Si Trump cree que puede comprar una isla llena de hielo y osos polares, nosotros podemos perfectamente convencer a los hermanos tacuaremboenses de que la anexión es lo mejor que les puede pasar. Les vamos a ofrecer un «plan canje»: ellos nos dan el territorio y nosotros les enseñamos a hablar ese portuñol fluido que te abre todas las puertas (y todas las valijas en la aduana).
«No es una invasión, es una ‘fusión corporativa territorial con beneficios arancelarios'», diría Trump si hubiera nacido en Vichadero.
Al final del día, uno se pone a pensar y se da cuenta de que el mundo es un manicomio de fronteras. Rusia quiere Ucrania para sentirse más grande; Inglaterra guarda las Malvinas para tener donde estacionar barcos lejos de casa; y Trump quiere Groenlandia para ver si encuentra petróleo bajo el hielo para pagarse el peluquín.

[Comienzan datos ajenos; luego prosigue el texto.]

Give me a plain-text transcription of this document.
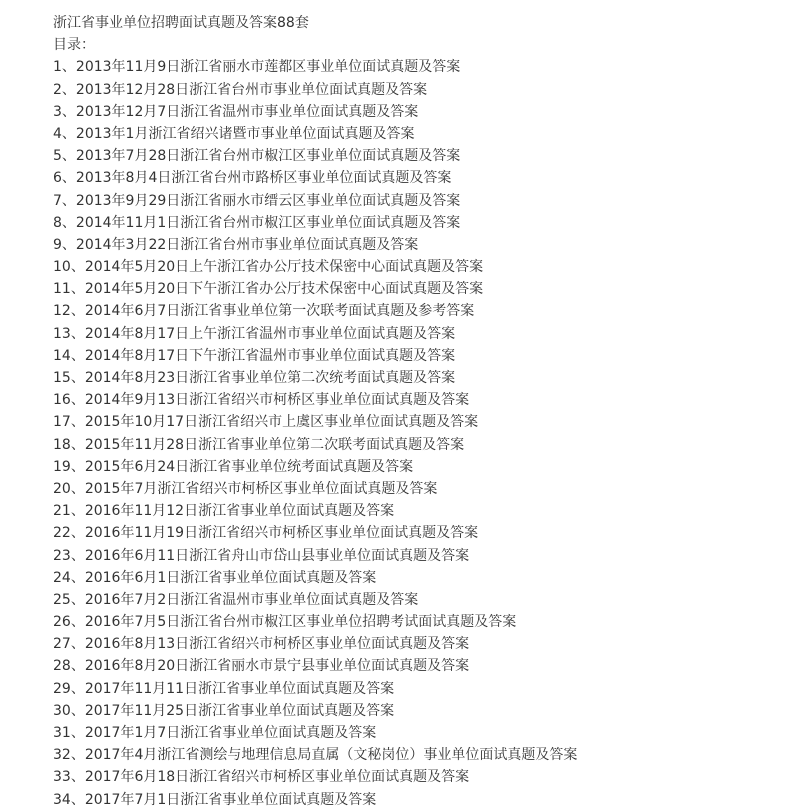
浙江省事业单位招聘面试真题及答案88套
目录：
1、2013年11月9日浙江省丽水市莲都区事业单位面试真题及答案
2、2013年12月28日浙江省台州市事业单位面试真题及答案
3、2013年12月7日浙江省温州市事业单位面试真题及答案
4、2013年1月浙江省绍兴诸暨市事业单位面试真题及答案
5、2013年7月28日浙江省台州市椒江区事业单位面试真题及答案
6、2013年8月4日浙江省台州市路桥区事业单位面试真题及答案
7、2013年9月29日浙江省丽水市缙云区事业单位面试真题及答案
8、2014年11月1日浙江省台州市椒江区事业单位面试真题及答案
9、2014年3月22日浙江省台州市事业单位面试真题及答案
10、2014年5月20日上午浙江省办公厅技术保密中心面试真题及答案
11、2014年5月20日下午浙江省办公厅技术保密中心面试真题及答案
12、2014年6月7日浙江省事业单位第一次联考面试真题及参考答案
13、2014年8月17日上午浙江省温州市事业单位面试真题及答案
14、2014年8月17日下午浙江省温州市事业单位面试真题及答案
15、2014年8月23日浙江省事业单位第二次统考面试真题及答案
16、2014年9月13日浙江省绍兴市柯桥区事业单位面试真题及答案
17、2015年10月17日浙江省绍兴市上虞区事业单位面试真题及答案
18、2015年11月28日浙江省事业单位第二次联考面试真题及答案
19、2015年6月24日浙江省事业单位统考面试真题及答案
20、2015年7月浙江省绍兴市柯桥区事业单位面试真题及答案
21、2016年11月12日浙江省事业单位面试真题及答案
22、2016年11月19日浙江省绍兴市柯桥区事业单位面试真题及答案
23、2016年6月11日浙江省舟山市岱山县事业单位面试真题及答案
24、2016年6月1日浙江省事业单位面试真题及答案
25、2016年7月2日浙江省温州市事业单位面试真题及答案
26、2016年7月5日浙江省台州市椒江区事业单位招聘考试面试真题及答案
27、2016年8月13日浙江省绍兴市柯桥区事业单位面试真题及答案
28、2016年8月20日浙江省丽水市景宁县事业单位面试真题及答案
29、2017年11月11日浙江省事业单位面试真题及答案
30、2017年11月25日浙江省事业单位面试真题及答案
31、2017年1月7日浙江省事业单位面试真题及答案
32、2017年4月浙江省测绘与地理信息局直属（文秘岗位）事业单位面试真题及答案
33、2017年6月18日浙江省绍兴市柯桥区事业单位面试真题及答案
34、2017年7月1日浙江省事业单位面试真题及答案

Es una enfermiza necesidad humana la de querer lo que está al lado. Es como ese vecino que te va corriendo el tejido un centímetro cada año hasta que un día te das cuenta de que su parrillero está en tu living. Nosotros, al menos, somos sinceros: no queremos «seguridad nacional» ni «recursos naturales estratégicos». Queremos que Tacuarembó sea Rivera para que el contrabando sea más cómodo y para que, por fin, el país entero entienda que el mejor refuerzo de mortadela se come con pan brasileño.
Claro que en el fondo hay algo triste en todo esto. Esa pulsión humana de agrandar el territorio cuando el alma ya no se expande. Como si sumar kilómetros cuadrados pudiera tapar el vacío existencial que dejan las ideas gastadas, los liderazgos pobres y la incapacidad de convivir sin querer marcar propiedad. Rusia, Inglaterra, Trump mirando a Groenlandia como quien mira una vidriera… En este delirio de expansión, no vacilamos en incinerar el destino de naciones enteras como combustible para el ego, empujando a la especie hacia un invierno definitivo con tal de no reconocer que, en el centro de nuestra existencia, solo habita el vacío.
Así que sí, viva la unificación, aunque sea imaginaria. Viva el delirio fronterizo inofensivo. Y que no nos agarre la aduana, que bastante control tenemos ya con la conciencia.